Quant à Aube dorée, il s’agit de nervis à l’idéologie simpliste, dont la violence rappelle les pires heures de l’Europe des années 1930. Mais comme les nazis à cette époque sont passés de l’état de groupuscule à celui de premier parti d’Allemagne sous l’effet de la politique de déflation du chancelier centriste Brüning, ce groupuscule, folklorique et sans la moindre audience électorale, a réalisé une percée lors des élections de 2012 (6,97 %), sous l’effet de la même politique de déflation imposée par la Troïka. Il est monté à 9,4 % aux élections européennes de mai 2014 et redescendu à 6,28 % en janvier dernier.
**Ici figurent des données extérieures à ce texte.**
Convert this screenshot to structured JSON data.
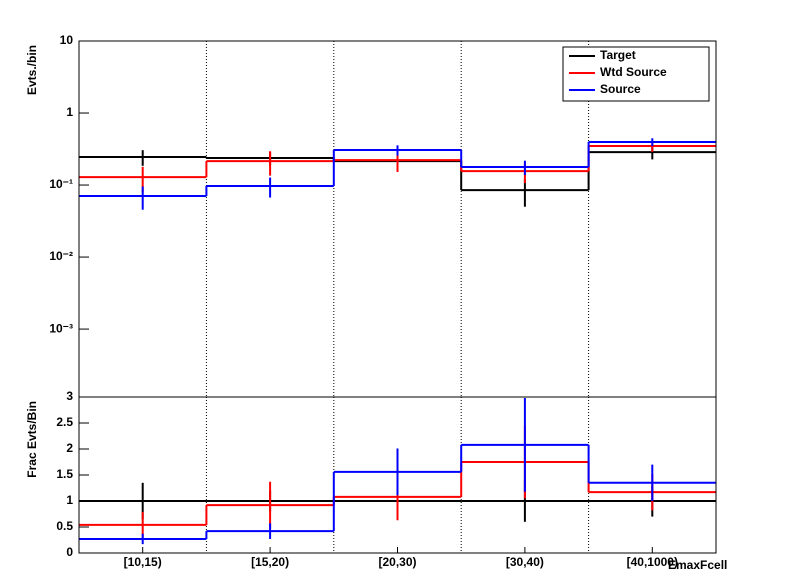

Ma conviction est que, par leur histoire, les Grecs ont été « vaccinés » contre l’extrême droite : il aura fallu toute la bêtise de la politique de la Troïka - dont le succès d’Aube dorée est le principal résultat tangible - pour qu’une partie de l’opinion, totalement déboussolée, désespérée, cherche son salut de ce côté-là.
D’ailleurs ce que disent les sondages aujourd’hui, c’est que le retour à la dignité et le rejet des politiques imposées par la Troïka, qui forment l’armature du discours du nouveau gouvernement, réduiraient l’audience d’Aube dorée à 4,7 % et que ses électeurs, suivant les études, sont entre 60 % et 88 % à approuver le gouvernement.
D’une manière générale et toute tendance politique confondue, le taux de soutien au gouvernement grec est saisissant. Tsipras a réalisé une véritable union nationale autour de son projet…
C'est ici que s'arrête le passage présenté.